Teladan dari Generasi Salafus Shalih

Wahyudin, M.Pd
Gambar (DKM): Wahyudin, M.Pd

Oleh: Wahyudin, M.Pd

Umat Islam merupakan umat yang terbaik. Di dalam Alquran ditegaskan, “Kamu adalah umat yang terbaik yang dilahirkan untuk manusia, menyuruh kepada yang makruf dan mencegah dari yang mungkar, dan beriman kepada Allah.” (QS [3]: 110).

Dalam sebuah hadis Rasulullah bersabda, “Kalian sebanding dengan 70 umat dan kalian adalah sebaik-baik dan semulia-mulia umat bagi Allah.” (HR Tirmidzi). Ibnu Katsir dalam tafsirnya menyatakan, kemuliaan umat Islam tidak lain karena kemuliaan Nabi Muhammad.

Nabi Muhammad adalah makhluk paling terhormat dan Rasul paling mulia di sisi Allah. Beliau diutus Allah dengan syariat yang sempurna nan agung yang belum pernah diberikan kepada seorang Nabi dan Rasul sebelumnya.

Oleh karena itu, derajat terbaik dari kalangan umat Islam ini ada pada mereka yang konsisten mengikuti ajaran Rasulullah dengan terus-menerus melakukan amar makruf nahi mungkar sebagaimana telah diteladankan oleh manusia paripurna itu (QS al-Ahzab [33]: 21).

Amar makruf nahi mungkar tentu sangat luas cakupannya. Karena itu, setiap Muslim berpeluang untuk mengamalkan perintah agung tersebut. Amar makruf bisa diwujudkan dengan mengajak manusia pada keimanan dan ketakwaan dengan cara-cara yang telah disyariatkan oleh-Nya. (QS [16]: 125).

Sementara nahi mungkar bisa kita amalkan dengan cara mengajak umat Islam menjauhi hal-hal yang dapat mengundang kemurkaan Allah SWT. Dalam hal nahi mungkar, Rasulullah juga telah memberikan panduan yang sangat jelas untuk umatnya.

“Barang siapa di antara kalian melihat kemungkaran, hendaklah dia mengubahnya dengan tangannya. Apabila tidak mampu, hendaklah dia mengubah hal itu dengan lisannya. Apabila tidak mampu lagi, hendaknya dia ingkari dengan hatinya dan itulah bentuk selemah-lemah iman.” (HR Muslim).

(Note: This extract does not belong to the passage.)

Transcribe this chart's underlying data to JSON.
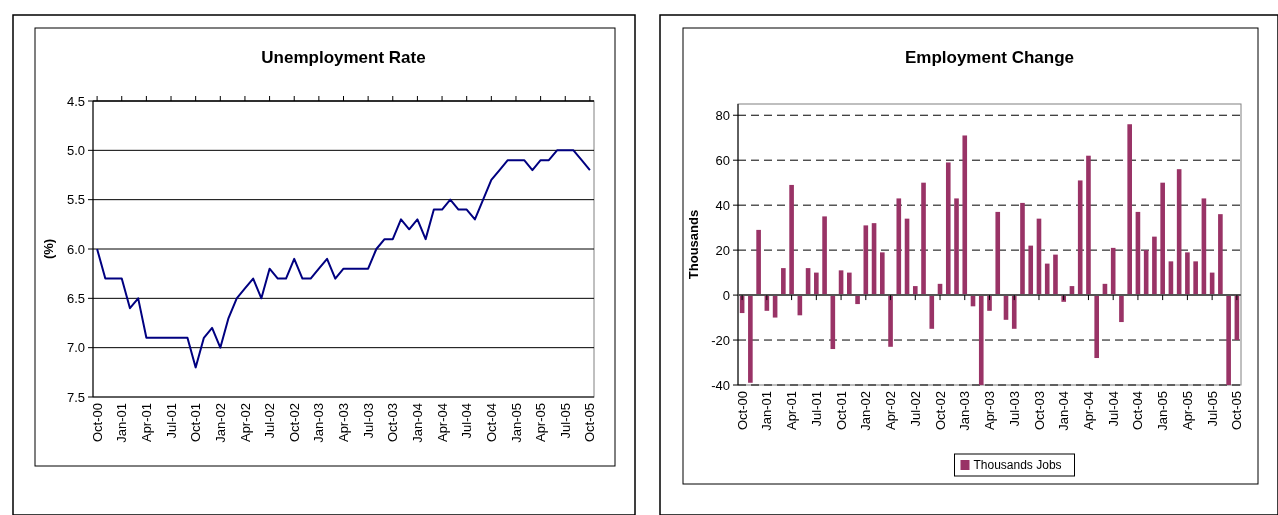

Berangkat dari hal itu, kriteria umat terbaik itu akan tetap kita miliki, hanya apabila kita mau melakukan amar makruf nahi mungkar secara beriringan. Tidak sekadar amar makruf tetapi tidak nahi mungkar. Atau, sekadar mencegah yang mungkar tetapi tidak mengerjakan yang makruf (kebaikan).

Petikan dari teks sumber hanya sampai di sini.